In its effort to oppose Catholic Charities of the Diocese of Superior, Wisconsin wants human dignity without a moral context to uphold it. The organization seeks exemption from state unemployment taxes in favor of its own unemployment system. As the Wisconsin Supreme Court ruled against Catholic Charities on this matter last year, the case has reached the Supreme Court of the United States. The Court heard oral arguments in Catholic Charities Bureau v. Wisconsin on Monday of this week.
Wisconsin’s initial ruling stripped Catholic Charities of its status as a religious organization, deeming Catholic Charities a secular group since it neither proselytizes nor exclusively serves Catholics. In the opinion of Wisconsin law, Catholic Charities is “not operated primarily for religious purposes.”
This opinion is patently incorrect. CCB, represented by the Becket Fund for Religious Liberty and aided by dissenting Wisconsin judges, argues as much. For one, “the Constitution bars civil courts from such intrusions into spiritual affairs” as ones that would determine whether Catholic Charities’ programs are “inherently religious.” Beyond grounds of Constitutional interpretation, the Wisconsin ruling is plainly ignorant of the obligatory role of charity in the Catholic faith and twists religious substance towards its biased ends.
This is just another example of anti-Christian sentiment in the U.S., and it is based in present-day cultural trends: Religion has no bearing on the value of basic, natural goods, goes the idea — their values are givens. These basic goods then come under attack by the same regime that purported to affirm them.
In order for this structure to hold, the real secular establishment — such as Wisconsin — has “to acknowledge the priority of a certain more concrete existential consideration,” in the expression of Pope John Paul II. Namely, circumstances triumph over moral truths.
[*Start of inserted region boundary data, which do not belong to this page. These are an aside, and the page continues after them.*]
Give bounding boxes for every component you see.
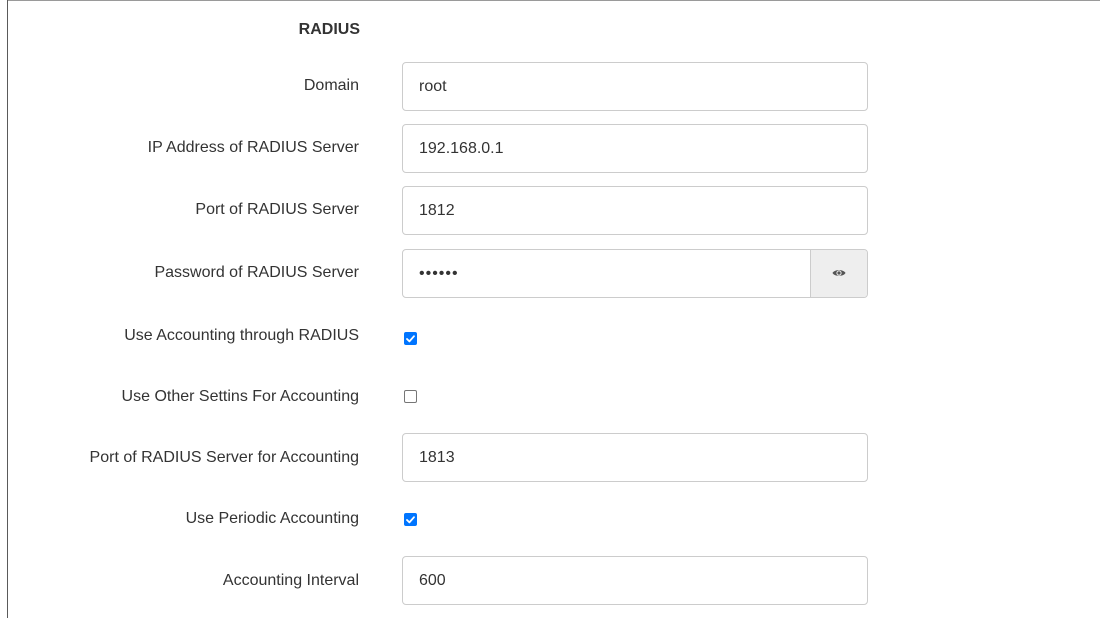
use-accounting-label: Use Accounting through RADIUS [124, 327, 359, 344]
use-other-settings-checkbox[interactable] [404, 390, 417, 403]
server-password-label: Password of RADIUS Server [154, 264, 359, 281]
accounting-interval-label: Accounting Interval [222, 572, 359, 589]
domain-label: Domain [303, 77, 359, 94]
eye-icon [832, 265, 846, 283]
password-input-group [402, 249, 868, 298]
accounting-interval-input[interactable] [402, 556, 868, 605]
show-password-button[interactable] [810, 250, 867, 297]
accounting-port-label: Port of RADIUS Server for Accounting [89, 449, 359, 466]
checkmark-icon [406, 330, 415, 348]
server-port-label: Port of RADIUS Server [195, 201, 359, 218]
server-ip-input[interactable] [402, 124, 868, 173]
use-periodic-accounting-checkbox[interactable] [404, 513, 417, 526]
checkmark-icon [406, 511, 415, 529]
section-title: RADIUS [298, 21, 360, 38]
use-periodic-accounting-label: Use Periodic Accounting [185, 510, 359, 527]
server-password-input[interactable] [403, 250, 810, 297]
domain-input[interactable] [402, 62, 868, 111]
panel-top-border [7, 0, 1100, 1]
accounting-port-input[interactable] [402, 433, 868, 482]
use-other-settings-label: Use Other Settins For Accounting [121, 388, 359, 405]
use-accounting-checkbox[interactable] [404, 332, 417, 345]
server-port-input[interactable] [402, 186, 868, 235]
server-ip-label: IP Address of RADIUS Server [147, 139, 359, 156]
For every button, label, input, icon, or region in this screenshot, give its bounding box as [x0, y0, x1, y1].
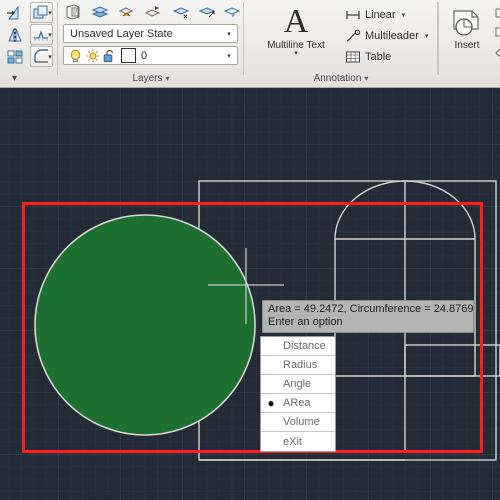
panel-divider — [438, 2, 439, 75]
table-label: Table — [365, 51, 392, 63]
ribbon-panel-annotation: A Multiline Text ▾ Linear ▾ Multileader … — [244, 0, 438, 87]
layer-properties-icon[interactable] — [62, 2, 86, 22]
text-glyph-icon: A — [283, 3, 309, 40]
annotation-panel-label: Annotation — [313, 73, 362, 84]
ribbon-panel-block: Insert — [438, 0, 500, 87]
command-tooltip: Area = 49.2472, Circumference = 24.8769 … — [262, 300, 474, 333]
sun-icon[interactable] — [86, 49, 100, 63]
current-layer-name: 0 — [141, 49, 148, 62]
chevron-down-icon[interactable]: ▾ — [294, 50, 298, 57]
array-icon-button[interactable] — [2, 46, 28, 67]
ribbon: ▾ ▾ ▾ ▾ Unsaved Layer State ▾ 0 ▾ Layers… — [0, 0, 500, 88]
drawing-canvas[interactable]: Area = 49.2472, Circumference = 24.8769 … — [0, 88, 500, 500]
option-label: Distance — [283, 340, 326, 352]
linear-dimension-label: Linear — [365, 9, 396, 21]
multileader-label: Multileader — [365, 30, 419, 42]
option-label: eXit — [283, 435, 302, 448]
tooltip-result-line: Area = 49.2472, Circumference = 24.8769 — [268, 303, 474, 315]
chevron-down-icon[interactable]: ▾ — [402, 11, 406, 19]
linear-dimension-icon — [343, 8, 363, 22]
option-item-distance[interactable]: Distance — [261, 337, 335, 356]
unlocked-padlock-icon[interactable] — [103, 49, 116, 63]
insert-block-button[interactable]: Insert — [442, 4, 492, 62]
chevron-down-icon[interactable]: ▾ — [425, 32, 429, 40]
current-layer-combo[interactable]: 0 ▾ — [63, 46, 238, 65]
break-dropdown-arrow[interactable]: ▾ — [44, 24, 56, 45]
ribbon-panel-modify: ▾ ▾ ▾ ▾ — [0, 0, 58, 87]
option-label: Angle — [283, 378, 312, 390]
option-item-radius[interactable]: Radius — [261, 356, 335, 375]
option-item-volume[interactable]: Volume — [261, 413, 335, 432]
option-selected-bullet-icon: ● — [267, 395, 275, 410]
insert-block-icon — [448, 7, 486, 39]
tooltip-prompt-line: Enter an option — [268, 316, 343, 328]
chevron-down-icon[interactable]: ▾ — [221, 52, 237, 60]
option-label: Radius — [283, 359, 318, 371]
lightbulb-icon[interactable] — [69, 49, 82, 63]
layer-unisolate-icon[interactable] — [195, 2, 219, 22]
layers-panel-label: Layers — [132, 73, 163, 84]
layer-state-combo[interactable]: Unsaved Layer State ▾ — [63, 24, 238, 43]
chevron-down-icon[interactable]: ▾ — [364, 74, 368, 83]
option-item-angle[interactable]: Angle — [261, 375, 335, 394]
block-editor-icon[interactable] — [492, 42, 500, 60]
option-label: ARea — [283, 397, 311, 409]
multileader-icon — [343, 29, 363, 43]
fillet-dropdown-arrow[interactable]: ▾ — [44, 46, 56, 67]
layer-color-swatch[interactable] — [121, 48, 136, 63]
modify-panel-expand[interactable]: ▾ — [0, 71, 58, 86]
layer-previous-icon[interactable] — [141, 2, 165, 22]
command-option-menu[interactable]: Distance Radius Angle ● ARea Volume eXit — [260, 336, 336, 452]
insert-block-label: Insert — [454, 40, 480, 51]
multiline-text-button[interactable]: A Multiline Text ▾ — [254, 4, 338, 66]
option-item-exit[interactable]: eXit — [261, 432, 335, 451]
multileader-button[interactable]: Multileader ▾ — [342, 26, 434, 46]
annotation-panel-title[interactable]: Annotation ▾ — [244, 71, 438, 86]
layer-freeze-icon[interactable] — [221, 2, 243, 22]
stretch-icon-button[interactable] — [2, 2, 28, 23]
chevron-down-icon[interactable]: ▾ — [166, 74, 170, 83]
option-label: Volume — [283, 416, 320, 428]
layer-state-label: Unsaved Layer State — [70, 27, 173, 40]
layers-panel-title[interactable]: Layers ▾ — [58, 71, 244, 86]
mirror-icon-button[interactable] — [2, 24, 28, 45]
ribbon-panel-layers: Unsaved Layer State ▾ 0 ▾ Layers ▾ — [58, 0, 244, 87]
autocad-window: ▾ ▾ ▾ ▾ Unsaved Layer State ▾ 0 ▾ Layers… — [0, 0, 500, 500]
option-item-area[interactable]: ● ARea — [261, 394, 335, 413]
table-icon — [343, 50, 363, 64]
table-button[interactable]: Table — [342, 47, 434, 67]
linear-dimension-button[interactable]: Linear ▾ — [342, 5, 434, 25]
copy-dropdown-arrow[interactable]: ▾ — [44, 2, 56, 23]
layer-merge-icon[interactable] — [88, 2, 112, 22]
chevron-down-icon[interactable]: ▾ — [221, 30, 237, 38]
create-block-icon[interactable] — [492, 4, 500, 22]
layer-isolate-icon[interactable] — [169, 2, 193, 22]
edit-attribute-icon[interactable] — [492, 23, 500, 41]
layer-match-icon[interactable] — [115, 2, 139, 22]
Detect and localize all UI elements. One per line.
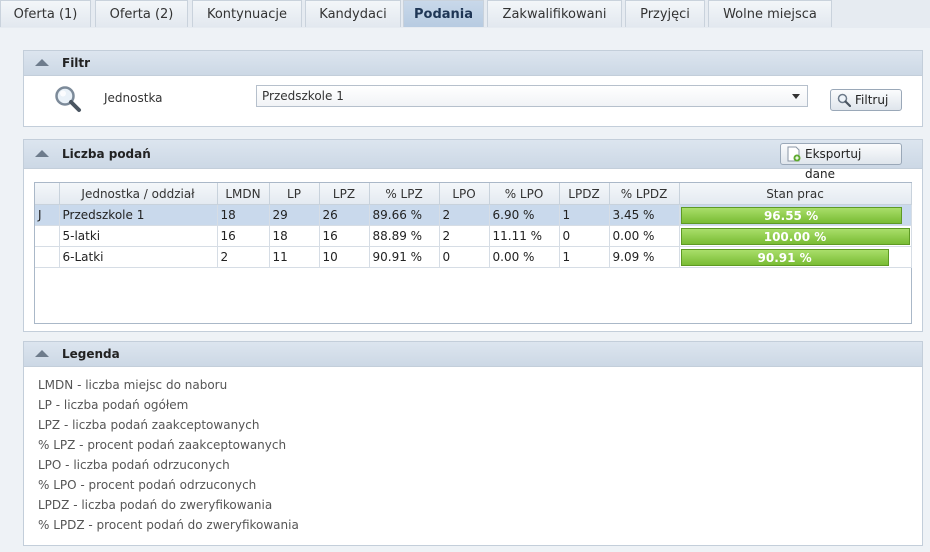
legend-panel: Legenda LMDN - liczba miejsc do naboru L… [23,341,923,546]
tab-przyjeci[interactable]: Przyjęci [625,0,705,27]
legend-item: LP - liczba podań ogółem [38,398,189,412]
legend-item: LPDZ - liczba podań do zweryfikowania [38,498,273,512]
legend-item: % LPDZ - procent podań do zweryfikowania [38,518,299,532]
table-header-row: Jednostka / oddział LMDN LP LPZ % LPZ LP… [35,183,912,205]
cell-pct-lpo: 11.11 % [489,225,560,247]
column-header-marker[interactable] [35,183,60,205]
column-header-lpo[interactable]: LPO [439,183,490,205]
cell-pct-lpz: 88.89 % [369,225,440,247]
tab-wolne-miejsca[interactable]: Wolne miejsca [708,0,832,27]
export-document-icon [787,146,801,162]
column-header-pct-lpdz[interactable]: % LPDZ [609,183,680,205]
chevron-down-icon [792,94,800,99]
cell-lpz: 26 [319,204,370,226]
cell-pct-lpdz: 0.00 % [609,225,680,247]
legend-item: % LPO - procent podań odrzuconych [38,478,257,492]
cell-unit: Przedszkole 1 [59,204,218,226]
column-header-progress[interactable]: Stan prac [679,183,912,205]
collapse-arrow-icon[interactable] [35,350,49,357]
column-header-pct-lpo[interactable]: % LPO [489,183,560,205]
unit-select[interactable]: Przedszkole 1 [256,85,808,107]
collapse-arrow-icon[interactable] [35,150,49,157]
export-button-label: Eksportuj dane [805,147,862,181]
cell-unit: 5-latki [59,225,218,247]
row-marker [35,225,60,247]
cell-lpdz: 0 [559,225,610,247]
cell-lpdz: 1 [559,246,610,268]
column-header-lp[interactable]: LP [269,183,320,205]
magnifier-icon [55,86,81,112]
table-row[interactable]: 5-latki 16 18 16 88.89 % 2 11.11 % 0 0.0… [35,225,912,247]
unit-select-value: Przedszkole 1 [262,89,344,103]
legend-panel-title: Legenda [62,347,120,361]
filter-button-label: Filtruj [855,93,889,107]
tab-podania[interactable]: Podania [403,0,484,27]
cell-lmdn: 18 [217,204,270,226]
progress-bar: 96.55 % [680,206,902,224]
column-header-lpz[interactable]: LPZ [319,183,370,205]
column-header-unit[interactable]: Jednostka / oddział [59,183,218,205]
filter-panel-header: Filtr [24,51,922,76]
legend-item: LPZ - liczba podań zaakceptowanych [38,418,260,432]
cell-pct-lpz: 90.91 % [369,246,440,268]
legend-item: LPO - liczba podań odrzuconych [38,458,230,472]
tab-oferta-2[interactable]: Oferta (2) [95,0,188,27]
export-button[interactable]: Eksportuj dane [780,143,902,181]
collapse-arrow-icon[interactable] [35,59,49,66]
cell-lpz: 10 [319,246,370,268]
cell-lmdn: 16 [217,225,270,247]
applications-table: Jednostka / oddział LMDN LP LPZ % LPZ LP… [34,182,912,324]
tab-bar: Oferta (1) Oferta (2) Kontynuacje Kandyd… [0,0,930,28]
cell-progress: 100.00 % [679,225,912,247]
cell-pct-lpdz: 9.09 % [609,246,680,268]
filter-button[interactable]: Filtruj [830,89,902,111]
cell-lp: 29 [269,204,320,226]
legend-item: LMDN - liczba miejsc do naboru [38,378,228,392]
cell-lpo: 2 [439,204,490,226]
progress-bar: 100.00 % [680,227,910,245]
column-header-lpdz[interactable]: LPDZ [559,183,610,205]
cell-pct-lpdz: 3.45 % [609,204,680,226]
cell-unit: 6-Latki [59,246,218,268]
cell-pct-lpo: 6.90 % [489,204,560,226]
tab-kandydaci[interactable]: Kandydaci [305,0,401,27]
cell-lp: 11 [269,246,320,268]
progress-bar: 90.91 % [680,248,889,266]
cell-lmdn: 2 [217,246,270,268]
row-marker [35,246,60,268]
table-row[interactable]: 6-Latki 2 11 10 90.91 % 0 0.00 % 1 9.09 … [35,246,912,268]
tab-kontynuacje[interactable]: Kontynuacje [192,0,302,27]
filter-panel: Filtr Jednostka Przedszkole 1 Filtruj [23,50,923,127]
applications-panel: Liczba podań Eksportuj dane Jednostka / … [23,139,923,332]
tab-zakwalifikowani[interactable]: Zakwalifikowani [487,0,622,27]
legend-item: % LPZ - procent podań zaakceptowanych [38,438,287,452]
cell-lpo: 2 [439,225,490,247]
cell-lp: 18 [269,225,320,247]
search-icon [837,93,851,107]
column-header-lmdn[interactable]: LMDN [217,183,270,205]
cell-progress: 90.91 % [679,246,912,268]
unit-label: Jednostka [104,91,163,105]
cell-progress: 96.55 % [679,204,912,226]
cell-lpdz: 1 [559,204,610,226]
applications-panel-title: Liczba podań [62,147,151,161]
tab-oferta-1[interactable]: Oferta (1) [0,0,91,27]
cell-pct-lpz: 89.66 % [369,204,440,226]
row-marker: J [35,204,60,226]
legend-panel-header: Legenda [24,342,922,367]
table-row[interactable]: J Przedszkole 1 18 29 26 89.66 % 2 6.90 … [35,204,912,226]
cell-pct-lpo: 0.00 % [489,246,560,268]
column-header-pct-lpz[interactable]: % LPZ [369,183,440,205]
cell-lpz: 16 [319,225,370,247]
filter-panel-title: Filtr [62,56,91,70]
cell-lpo: 0 [439,246,490,268]
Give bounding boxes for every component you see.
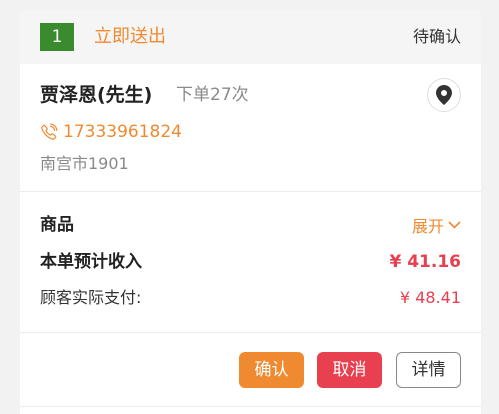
- order-status: 待确认: [412, 27, 461, 46]
- customer-address: 南宫市1901: [40, 154, 129, 173]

John Paul II described various philosophical camps this way in Veritatis splendor, and his words hold today. He writes in the same encyclical that “treating the human body as raw datum,” as a palette for absolute freedom, means that “human nature and the body appear as presuppositions or preambles.”
SUPREME COURT APPEARS TO LEAN TOWARD CATHOLIC CHARITIES IN RELIGIOUS LIBERTY CASE
Our major cultural debates are living proof: Life is so good as to be the center of every civil concern. At the same time, abortion sits paramount to it. Or take the homeless and mentally ill: First the anti-institutionalists advocated for their full rights, and now, they have almost none. Supposedly humanitarian governmental organizations prioritize educating poor Africans on contraception and homosexuality. Man and woman exist and were even at odds at one feminist turn. But for a time recently, one could easily take the official position to be that they do not exist.
America itself has already proven inconsistent the case that Wisconsin is arguing. Secular organizations grasp human dignity, but can’t refrain from exploiting it. This clear failure is one that Catholic Charities has avoided, and its religious means are the obvious reason.